DHUM 25A21 - Happiness, Health, and Well-Being: Practical Philosophy – Ancient and Modern
Our current moment is typified by a proliferating set of crises. We find ourselves besieged by inter alia COVID, terrorism, climate change, technological accelerationism, economic precariousness, nativism and populism, rampant inequality and the real and symbolic violence that accompanies it. Faced with this, we need to rethink how philosophy can give us the conceptual tools needed to tarry with the complexities of individual/social life. Perhaps, we can rediscover philosophy as a way of life and the political vocation of philosophy. Perhaps, we can return to philosophy's original ambition - the quest for human flourishing.
This course performs micro-genealogies of various strands of “practical philosophy” and “philosophical practice,” both ancient and modern. Practical philosophy is not “simple” and we will remain rigorous in our inquiry into the “big problems:” What is the happiness and the good life? Happiness…at what expense? What is the origin of suffering? What is justice? What is beauty? What is love? What constitutes social health? What are the conditions for freedom? What is my relationship to reason and feelings? What is a body? What is my nature and my place in nature? What constitutes my responsibility to the other? How are my anxieties embedded in socio-historical conditions? What is the future? How do I engage with death, illness, and finitude? Should I eat my dog etc.?
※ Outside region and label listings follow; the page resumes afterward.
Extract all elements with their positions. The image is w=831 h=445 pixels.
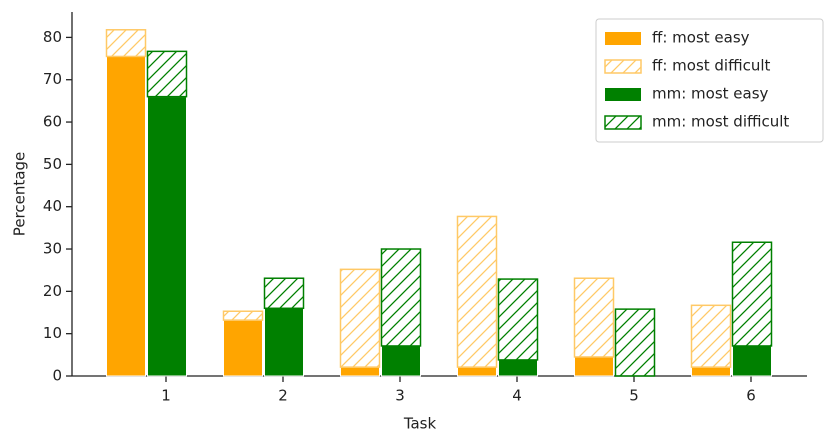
x-tick-label: 6 (746, 387, 756, 405)
legend-label: ff: most difficult (652, 57, 771, 75)
bar-segment (147, 96, 187, 377)
bar-segment (222, 310, 264, 321)
y-tick-label: 30 (43, 240, 62, 258)
bar-segment (339, 268, 381, 368)
bar-segment (614, 308, 656, 377)
bar-segment (574, 356, 614, 377)
bar-segment (263, 277, 305, 310)
bar-segment (690, 304, 732, 368)
y-tick-label: 0 (52, 367, 62, 385)
bar-segment (380, 248, 422, 347)
bar-segment (497, 278, 539, 361)
legend-swatch (605, 88, 641, 101)
y-tick-label: 20 (43, 282, 62, 300)
bar-segment (732, 345, 772, 377)
bar-segment (381, 345, 421, 377)
x-tick-label: 2 (278, 387, 288, 405)
bar-segment (457, 366, 497, 377)
legend-label: mm: most difficult (652, 113, 789, 131)
y-tick-label: 80 (43, 28, 62, 46)
bar-segment (573, 277, 615, 358)
x-axis-label: Task (403, 415, 437, 433)
legend-label: mm: most easy (652, 85, 769, 103)
bar-segment (106, 55, 146, 377)
bar-segment (340, 366, 380, 377)
x-tick-label: 1 (161, 387, 171, 405)
bar-segment (498, 359, 538, 377)
y-tick-label: 10 (43, 324, 62, 342)
y-tick-label: 50 (43, 155, 62, 173)
bar-segment (264, 307, 304, 377)
y-tick-label: 40 (43, 197, 62, 215)
legend-label: ff: most easy (652, 29, 750, 47)
y-axis-label: Percentage (11, 152, 29, 236)
x-tick-label: 3 (395, 387, 405, 405)
legend: ff: most easy ff: most difficult mm: most … (595, 18, 824, 143)
x-tick-label: 5 (629, 387, 639, 405)
legend-frame (595, 18, 824, 143)
bar-segment (731, 241, 773, 347)
y-tick-label: 70 (43, 70, 62, 88)
y-tick-label: 60 (43, 113, 62, 131)
bar-segment (105, 29, 147, 58)
bar-segment (691, 366, 731, 377)
bar-segment (146, 50, 188, 98)
legend-swatch (604, 115, 642, 130)
bar-segment (223, 319, 263, 377)
legend-swatch (605, 32, 641, 45)
x-tick-label: 4 (512, 387, 522, 405)
legend-swatch (604, 59, 642, 74)
bar-segment (456, 215, 498, 368)
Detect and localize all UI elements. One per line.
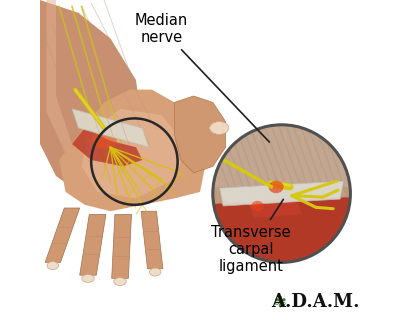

This course will not make you happy. Rather it is designed to critically examine, how happiness has been imagined in the past and the present (from virtue and duty to wellness and bliss
Sondip MUKHERJEE
Séminaire
English
General Background in Humanities and Social Sciences
Autumn 2022-2023
Participation, Mid-term and Final Papers.
-15% participation and engagement,
-42.5% Mid-term paper
-42.5% Final paper.
N.B.: All Readings will be directly sent to students in PDF form. There are no texts to purchase for this class.